Wednesday, May 9, 2012

Book Review: Storybound -- Marissa Burt

Storybound, by Marissa Burt, was another book I read for the 2012 YA/MG Fantasy Reading Challenge. I loved the premise; I think every reader/writer has dreamed about being pulled into a storybook world. In Storybound, that’s exactly what happens to Una Fairchild.

                “When Una Fairchild stumbles upon a mysterious book buried deep in the basement of her school library, she thinks nothing of opening the cover and diving in. But instead of paging through a regular novel, Una suddenly finds herself Written In to the land of Story—a world filled with Heroes and Villains and fairy-tale characters.

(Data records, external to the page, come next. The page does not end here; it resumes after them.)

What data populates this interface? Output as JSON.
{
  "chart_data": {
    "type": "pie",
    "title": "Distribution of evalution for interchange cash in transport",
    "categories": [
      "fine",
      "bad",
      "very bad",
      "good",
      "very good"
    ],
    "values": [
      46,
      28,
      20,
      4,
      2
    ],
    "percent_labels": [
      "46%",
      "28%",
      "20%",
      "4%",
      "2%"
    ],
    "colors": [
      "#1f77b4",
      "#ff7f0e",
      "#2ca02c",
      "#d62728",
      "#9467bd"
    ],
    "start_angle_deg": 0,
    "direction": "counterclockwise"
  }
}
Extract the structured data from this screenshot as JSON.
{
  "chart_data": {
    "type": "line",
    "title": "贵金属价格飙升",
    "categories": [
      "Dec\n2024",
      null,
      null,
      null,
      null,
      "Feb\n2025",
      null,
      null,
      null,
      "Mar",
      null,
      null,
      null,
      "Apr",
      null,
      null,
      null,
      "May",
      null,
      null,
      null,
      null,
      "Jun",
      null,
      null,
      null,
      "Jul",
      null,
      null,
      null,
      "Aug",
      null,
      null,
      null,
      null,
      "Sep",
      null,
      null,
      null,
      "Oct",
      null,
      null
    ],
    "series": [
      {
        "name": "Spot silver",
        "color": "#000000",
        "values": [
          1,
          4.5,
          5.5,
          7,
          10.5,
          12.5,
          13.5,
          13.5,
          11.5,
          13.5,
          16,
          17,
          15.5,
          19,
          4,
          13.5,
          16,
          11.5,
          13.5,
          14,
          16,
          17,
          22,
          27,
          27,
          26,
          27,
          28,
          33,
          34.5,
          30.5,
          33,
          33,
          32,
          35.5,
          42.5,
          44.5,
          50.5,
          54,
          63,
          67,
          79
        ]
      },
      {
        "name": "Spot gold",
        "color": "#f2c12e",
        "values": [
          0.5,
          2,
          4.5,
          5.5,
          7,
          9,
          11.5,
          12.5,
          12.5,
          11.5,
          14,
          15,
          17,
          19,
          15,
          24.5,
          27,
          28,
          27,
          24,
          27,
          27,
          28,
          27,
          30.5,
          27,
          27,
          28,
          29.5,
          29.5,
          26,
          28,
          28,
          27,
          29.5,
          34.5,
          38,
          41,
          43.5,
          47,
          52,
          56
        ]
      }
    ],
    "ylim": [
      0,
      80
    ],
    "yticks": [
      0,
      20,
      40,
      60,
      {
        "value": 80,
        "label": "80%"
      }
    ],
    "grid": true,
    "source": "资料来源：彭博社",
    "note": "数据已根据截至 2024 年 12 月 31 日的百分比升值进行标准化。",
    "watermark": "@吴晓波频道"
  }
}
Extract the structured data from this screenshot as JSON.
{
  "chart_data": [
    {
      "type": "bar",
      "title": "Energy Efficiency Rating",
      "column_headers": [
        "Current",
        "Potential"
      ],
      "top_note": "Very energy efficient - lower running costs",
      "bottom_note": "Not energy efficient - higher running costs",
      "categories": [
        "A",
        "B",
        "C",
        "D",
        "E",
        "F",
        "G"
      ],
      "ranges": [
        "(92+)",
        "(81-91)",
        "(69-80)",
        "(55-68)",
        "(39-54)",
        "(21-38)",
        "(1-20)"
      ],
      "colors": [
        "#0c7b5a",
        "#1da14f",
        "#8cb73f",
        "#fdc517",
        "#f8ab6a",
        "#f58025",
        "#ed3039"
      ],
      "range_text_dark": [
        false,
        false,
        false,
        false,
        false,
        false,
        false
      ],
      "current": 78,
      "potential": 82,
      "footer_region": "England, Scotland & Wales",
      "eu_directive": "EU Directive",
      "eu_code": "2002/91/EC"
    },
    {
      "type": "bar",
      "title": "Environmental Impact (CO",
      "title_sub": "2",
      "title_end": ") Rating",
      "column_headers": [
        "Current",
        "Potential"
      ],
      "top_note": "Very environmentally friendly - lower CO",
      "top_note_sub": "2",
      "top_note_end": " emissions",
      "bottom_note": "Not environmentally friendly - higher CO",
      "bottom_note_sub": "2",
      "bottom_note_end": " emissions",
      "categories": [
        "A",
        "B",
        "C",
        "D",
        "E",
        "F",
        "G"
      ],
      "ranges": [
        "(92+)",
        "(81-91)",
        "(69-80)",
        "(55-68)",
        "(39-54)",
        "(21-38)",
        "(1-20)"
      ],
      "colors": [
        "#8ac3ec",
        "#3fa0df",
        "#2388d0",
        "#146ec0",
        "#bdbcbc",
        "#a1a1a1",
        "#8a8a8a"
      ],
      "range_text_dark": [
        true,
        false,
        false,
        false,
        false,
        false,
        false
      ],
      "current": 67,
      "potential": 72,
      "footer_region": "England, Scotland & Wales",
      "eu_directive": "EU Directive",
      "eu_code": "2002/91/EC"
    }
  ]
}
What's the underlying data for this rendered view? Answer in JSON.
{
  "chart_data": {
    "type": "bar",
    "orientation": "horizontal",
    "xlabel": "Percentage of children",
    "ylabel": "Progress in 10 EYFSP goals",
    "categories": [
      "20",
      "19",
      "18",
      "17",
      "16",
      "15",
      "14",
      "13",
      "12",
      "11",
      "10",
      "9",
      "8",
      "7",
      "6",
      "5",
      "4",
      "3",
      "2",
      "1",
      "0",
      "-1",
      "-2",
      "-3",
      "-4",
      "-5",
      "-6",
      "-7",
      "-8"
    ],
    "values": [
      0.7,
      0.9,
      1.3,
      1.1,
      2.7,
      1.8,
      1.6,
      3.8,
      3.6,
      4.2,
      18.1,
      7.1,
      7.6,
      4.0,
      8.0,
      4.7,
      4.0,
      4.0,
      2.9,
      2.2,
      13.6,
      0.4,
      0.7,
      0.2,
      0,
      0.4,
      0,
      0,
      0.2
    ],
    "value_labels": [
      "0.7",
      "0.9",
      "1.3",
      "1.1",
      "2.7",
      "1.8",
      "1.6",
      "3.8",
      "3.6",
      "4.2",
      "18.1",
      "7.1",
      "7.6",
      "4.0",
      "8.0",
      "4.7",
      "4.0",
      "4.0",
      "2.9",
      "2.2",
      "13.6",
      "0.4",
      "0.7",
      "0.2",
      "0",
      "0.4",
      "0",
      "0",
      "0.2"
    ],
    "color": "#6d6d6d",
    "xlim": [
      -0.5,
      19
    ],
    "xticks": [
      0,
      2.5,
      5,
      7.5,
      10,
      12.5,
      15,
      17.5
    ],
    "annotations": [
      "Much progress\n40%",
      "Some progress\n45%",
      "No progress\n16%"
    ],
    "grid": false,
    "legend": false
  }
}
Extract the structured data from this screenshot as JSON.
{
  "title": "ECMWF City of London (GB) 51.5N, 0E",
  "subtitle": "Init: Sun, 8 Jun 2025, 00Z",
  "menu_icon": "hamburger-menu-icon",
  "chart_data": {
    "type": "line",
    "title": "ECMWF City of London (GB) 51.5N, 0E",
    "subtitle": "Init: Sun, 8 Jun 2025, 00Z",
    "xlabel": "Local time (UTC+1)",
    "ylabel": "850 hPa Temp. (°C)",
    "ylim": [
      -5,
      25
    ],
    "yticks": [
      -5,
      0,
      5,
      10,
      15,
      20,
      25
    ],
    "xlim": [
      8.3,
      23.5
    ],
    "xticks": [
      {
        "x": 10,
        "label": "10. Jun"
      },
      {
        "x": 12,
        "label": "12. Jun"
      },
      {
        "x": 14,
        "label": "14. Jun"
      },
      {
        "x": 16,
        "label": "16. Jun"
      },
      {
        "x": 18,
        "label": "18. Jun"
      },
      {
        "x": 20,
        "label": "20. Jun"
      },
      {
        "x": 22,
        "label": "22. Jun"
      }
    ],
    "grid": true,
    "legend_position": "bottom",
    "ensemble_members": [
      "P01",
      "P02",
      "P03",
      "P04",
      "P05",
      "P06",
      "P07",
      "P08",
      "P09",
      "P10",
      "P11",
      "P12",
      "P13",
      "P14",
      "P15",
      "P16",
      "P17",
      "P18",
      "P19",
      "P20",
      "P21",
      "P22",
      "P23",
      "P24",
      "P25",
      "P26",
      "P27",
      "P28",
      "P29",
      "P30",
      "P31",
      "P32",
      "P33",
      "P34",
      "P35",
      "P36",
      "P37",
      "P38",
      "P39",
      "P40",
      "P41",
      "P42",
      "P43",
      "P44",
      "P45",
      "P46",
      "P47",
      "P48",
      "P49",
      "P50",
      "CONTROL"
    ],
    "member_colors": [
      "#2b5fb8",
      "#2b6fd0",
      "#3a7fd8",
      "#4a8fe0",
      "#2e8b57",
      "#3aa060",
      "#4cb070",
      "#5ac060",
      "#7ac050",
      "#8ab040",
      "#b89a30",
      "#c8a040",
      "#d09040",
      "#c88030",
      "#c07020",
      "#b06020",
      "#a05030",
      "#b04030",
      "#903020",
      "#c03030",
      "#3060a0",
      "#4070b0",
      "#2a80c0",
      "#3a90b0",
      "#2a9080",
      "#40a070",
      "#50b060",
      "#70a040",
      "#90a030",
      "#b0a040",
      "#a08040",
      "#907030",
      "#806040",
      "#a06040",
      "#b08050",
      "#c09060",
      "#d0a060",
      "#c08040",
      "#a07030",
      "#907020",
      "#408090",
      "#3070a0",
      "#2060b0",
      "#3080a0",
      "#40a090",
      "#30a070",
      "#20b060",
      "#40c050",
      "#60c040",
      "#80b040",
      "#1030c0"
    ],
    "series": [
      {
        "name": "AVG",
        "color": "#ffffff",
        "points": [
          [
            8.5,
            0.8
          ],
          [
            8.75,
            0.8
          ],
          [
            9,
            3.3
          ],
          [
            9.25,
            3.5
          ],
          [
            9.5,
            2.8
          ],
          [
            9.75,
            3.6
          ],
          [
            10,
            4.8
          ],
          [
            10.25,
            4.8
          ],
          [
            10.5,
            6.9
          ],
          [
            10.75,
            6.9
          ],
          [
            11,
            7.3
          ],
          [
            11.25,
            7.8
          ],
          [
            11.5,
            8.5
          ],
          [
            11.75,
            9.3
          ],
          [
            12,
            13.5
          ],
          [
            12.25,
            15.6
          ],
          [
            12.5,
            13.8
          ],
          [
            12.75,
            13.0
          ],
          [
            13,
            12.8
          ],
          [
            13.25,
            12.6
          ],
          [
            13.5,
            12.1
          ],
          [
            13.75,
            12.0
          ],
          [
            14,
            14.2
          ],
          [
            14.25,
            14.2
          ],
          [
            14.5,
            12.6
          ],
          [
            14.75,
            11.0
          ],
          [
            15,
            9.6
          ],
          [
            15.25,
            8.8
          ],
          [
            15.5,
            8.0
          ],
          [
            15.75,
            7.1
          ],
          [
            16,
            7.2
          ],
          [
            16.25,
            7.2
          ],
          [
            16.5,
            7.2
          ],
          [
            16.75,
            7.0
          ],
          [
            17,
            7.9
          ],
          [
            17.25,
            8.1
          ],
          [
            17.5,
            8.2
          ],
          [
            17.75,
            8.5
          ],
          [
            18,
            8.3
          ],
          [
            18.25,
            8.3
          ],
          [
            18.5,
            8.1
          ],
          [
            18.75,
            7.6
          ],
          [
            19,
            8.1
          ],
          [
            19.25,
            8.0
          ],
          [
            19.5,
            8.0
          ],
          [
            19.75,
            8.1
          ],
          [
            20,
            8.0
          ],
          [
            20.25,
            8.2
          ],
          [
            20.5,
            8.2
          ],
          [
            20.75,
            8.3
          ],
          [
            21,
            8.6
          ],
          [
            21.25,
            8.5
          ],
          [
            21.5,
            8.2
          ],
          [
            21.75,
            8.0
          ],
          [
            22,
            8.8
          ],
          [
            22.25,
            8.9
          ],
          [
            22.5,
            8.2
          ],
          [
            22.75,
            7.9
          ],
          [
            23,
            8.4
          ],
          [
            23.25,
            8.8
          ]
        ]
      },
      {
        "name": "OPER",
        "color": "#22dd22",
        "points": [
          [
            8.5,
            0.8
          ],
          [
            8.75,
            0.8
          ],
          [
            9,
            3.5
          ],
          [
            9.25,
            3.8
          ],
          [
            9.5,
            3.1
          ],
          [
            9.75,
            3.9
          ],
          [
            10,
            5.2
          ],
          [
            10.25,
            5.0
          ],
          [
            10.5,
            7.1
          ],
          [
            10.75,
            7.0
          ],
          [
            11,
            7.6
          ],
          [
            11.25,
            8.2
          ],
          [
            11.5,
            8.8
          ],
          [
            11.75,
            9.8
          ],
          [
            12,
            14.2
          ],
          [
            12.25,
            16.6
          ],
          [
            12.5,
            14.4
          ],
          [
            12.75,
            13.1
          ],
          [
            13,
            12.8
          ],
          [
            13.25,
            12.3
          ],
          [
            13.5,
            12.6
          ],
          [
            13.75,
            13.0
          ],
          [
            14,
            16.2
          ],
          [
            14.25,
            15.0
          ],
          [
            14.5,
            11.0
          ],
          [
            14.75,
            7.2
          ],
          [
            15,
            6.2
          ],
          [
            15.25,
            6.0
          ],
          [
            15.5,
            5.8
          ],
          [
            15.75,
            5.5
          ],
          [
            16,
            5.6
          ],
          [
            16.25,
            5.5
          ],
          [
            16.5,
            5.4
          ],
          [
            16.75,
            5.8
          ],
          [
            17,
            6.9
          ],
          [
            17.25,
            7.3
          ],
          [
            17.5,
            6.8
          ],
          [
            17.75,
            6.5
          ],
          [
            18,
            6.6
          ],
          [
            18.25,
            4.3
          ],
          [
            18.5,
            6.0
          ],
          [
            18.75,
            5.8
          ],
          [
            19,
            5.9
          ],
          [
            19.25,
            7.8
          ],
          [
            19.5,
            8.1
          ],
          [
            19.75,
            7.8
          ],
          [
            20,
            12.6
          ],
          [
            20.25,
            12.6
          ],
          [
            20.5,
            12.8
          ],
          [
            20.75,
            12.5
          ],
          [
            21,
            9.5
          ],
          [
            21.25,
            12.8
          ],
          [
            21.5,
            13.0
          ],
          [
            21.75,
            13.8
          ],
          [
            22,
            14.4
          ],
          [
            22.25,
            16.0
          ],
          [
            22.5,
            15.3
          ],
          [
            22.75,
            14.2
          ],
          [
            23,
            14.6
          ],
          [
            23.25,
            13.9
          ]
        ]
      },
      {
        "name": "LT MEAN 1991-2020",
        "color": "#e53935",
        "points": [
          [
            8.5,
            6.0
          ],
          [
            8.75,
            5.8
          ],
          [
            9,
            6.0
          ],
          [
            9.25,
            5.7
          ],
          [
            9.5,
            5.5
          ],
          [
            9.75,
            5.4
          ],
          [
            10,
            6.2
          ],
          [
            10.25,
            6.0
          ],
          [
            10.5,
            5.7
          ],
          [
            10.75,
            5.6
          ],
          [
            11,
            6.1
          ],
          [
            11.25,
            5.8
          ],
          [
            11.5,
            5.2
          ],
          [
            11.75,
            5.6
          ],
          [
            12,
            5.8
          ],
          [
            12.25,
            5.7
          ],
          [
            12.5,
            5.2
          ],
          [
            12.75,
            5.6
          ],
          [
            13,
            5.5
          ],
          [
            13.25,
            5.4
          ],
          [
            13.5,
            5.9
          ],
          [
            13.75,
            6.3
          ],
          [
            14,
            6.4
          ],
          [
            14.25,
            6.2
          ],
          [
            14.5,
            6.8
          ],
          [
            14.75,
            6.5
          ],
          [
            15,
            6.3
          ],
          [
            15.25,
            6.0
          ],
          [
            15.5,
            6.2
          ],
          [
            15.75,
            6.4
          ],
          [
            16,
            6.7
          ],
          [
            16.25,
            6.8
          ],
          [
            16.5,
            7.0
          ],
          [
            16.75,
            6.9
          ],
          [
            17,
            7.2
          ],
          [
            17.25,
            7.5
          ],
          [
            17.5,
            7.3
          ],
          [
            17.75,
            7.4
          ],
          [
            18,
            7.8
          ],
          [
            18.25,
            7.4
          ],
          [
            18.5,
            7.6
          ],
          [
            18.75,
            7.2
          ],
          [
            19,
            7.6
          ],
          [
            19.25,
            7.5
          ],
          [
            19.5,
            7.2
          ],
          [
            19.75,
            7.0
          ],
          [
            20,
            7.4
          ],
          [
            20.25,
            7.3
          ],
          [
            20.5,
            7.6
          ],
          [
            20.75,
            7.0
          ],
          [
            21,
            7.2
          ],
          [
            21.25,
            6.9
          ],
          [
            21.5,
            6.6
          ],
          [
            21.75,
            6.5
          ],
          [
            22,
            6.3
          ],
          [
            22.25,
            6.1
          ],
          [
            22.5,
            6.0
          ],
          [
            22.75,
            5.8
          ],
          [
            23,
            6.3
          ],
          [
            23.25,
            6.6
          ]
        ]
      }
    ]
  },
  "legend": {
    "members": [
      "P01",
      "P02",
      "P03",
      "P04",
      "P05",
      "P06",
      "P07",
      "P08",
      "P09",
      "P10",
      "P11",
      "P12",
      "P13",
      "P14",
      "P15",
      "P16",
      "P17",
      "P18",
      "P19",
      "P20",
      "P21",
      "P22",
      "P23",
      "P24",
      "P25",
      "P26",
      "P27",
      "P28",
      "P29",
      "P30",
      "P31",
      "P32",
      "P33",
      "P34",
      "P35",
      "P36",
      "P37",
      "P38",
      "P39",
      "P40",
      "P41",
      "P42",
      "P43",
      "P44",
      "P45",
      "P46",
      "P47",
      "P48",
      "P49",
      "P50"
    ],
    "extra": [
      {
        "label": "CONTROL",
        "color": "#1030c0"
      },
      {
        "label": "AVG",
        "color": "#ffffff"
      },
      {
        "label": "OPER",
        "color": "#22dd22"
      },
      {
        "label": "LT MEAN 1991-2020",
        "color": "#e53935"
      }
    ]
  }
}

                But not everything in Story is as magical as it seems. Una must figure out why she has been Written In—and fast—before anyone else discovers her secret. Together with her new friend Peter and a talking cat named Sam, Una digs deep into Story’s shadowy past. She quickly realizes that she is tied to the world in ways she never could have imagined—and it might be up to her to save it.”

                I really liked the idea. I still do. And it was fun to see characters walking about, from many different genres, going to classes like Advanced Heroics, Villainy, and Backstory as they figure out what kind of tale they’d like to be in. As a soon-to-be college freshman, thinking about potential careers, I really connected to this concept.

                Unfortunately, I didn’t really connect with some of the main characters. They were amusing at times, and I liked certain qualities of each. But some just didn’t quite ‘pop’ for me, and I ran into that accursed disconnect that I get when I just don’t understand what’s going through a character’s head.

                When the summary says that Una ‘thinks nothing’ of diving into a storybook world, they mean it. Cloaked figures in her school basement? ‘No big, just find another corner to read in.’ Waking up on a stone dais, in strange clothes, with no idea how she got there? ‘Must’ve found a secret passage. Whatevah.’ The moods – of Una and other characters – flip flop occasionally, like, they’re mad, and then cheerful, with very little transition between.

                I liked the academy in Story. It almost gives off a Hogwarts kind of feel. And yet sometimes, the school and standard classmate-related conflicts seemed to overshadow the Uber-Important Events that are supposed to be going on.

                Like, when Una first appears in Story, her ‘new friend Peter’ spends at least eleven pages thinking Una is a student, even after she gives him every hint that she is not supposed to be there. Then, instead of leaping into action and ‘digging into Story’s history’, etc… he goes to check if he just failed his exam. Then we actually sit in on a few classes, and they still don’t do a whole lot of ‘digging’. Even when they (mini-spoiler) go to find some all-important books to try and figure out how and why Una was brought to Story, Una thinks something about how ‘she’s never gone so long without reading an actual book.’ Like, the act of reading is more important to her then figuring out what the heck she’s doing in Story.

                To paraphrase Ron Weasley: “These guys need to sort out their priorities.”

                The action picked up a lot toward the end, almost to the point where things moved so fast that it was hard to understand. It cuts off in a weird place too. Things are kind of resolved, but it leaves a very major strand of the plot dangling. It’s a cliff-hanger, but it’s a cliff-hanger that we last heard about several chapters from the end. Then it was never mentioned again. By the time the last page rolled around, I’d almost forgotten about it—not good, considering it left some of my favorite characters of the book in danger.

                Bottom line, I wasn’t really pulled in by the characters, and some of the pacing seemed off. However, it’s an alright, fun little read, and younger readers will probably enjoy the Hogwarts-y feel, and descriptions of the characters in Story. Writers will also appreciate the references to things like dialogue and backstory, I think.

                I just wasn’t pulled as deeply into the world of Story as Una was, I suppose.

                Have you ever imagined being pulled into a storybook world? Have you read Storybound yet? If so, did my observations line up with yours? If you haven’t read Storybound yet… Will you?

1 comment:

  1. Honestly, I don't like the sound of the blurb. There's something about "together with her new friend Peter and a talking cat called Sam" that comes across as cliche. Like what it's actually saying is "together with Sidekick and Partially Civilised Animal". But the classes about Backstory and Dialogue sound really really cool!

    If I see this in the library, I might check it out.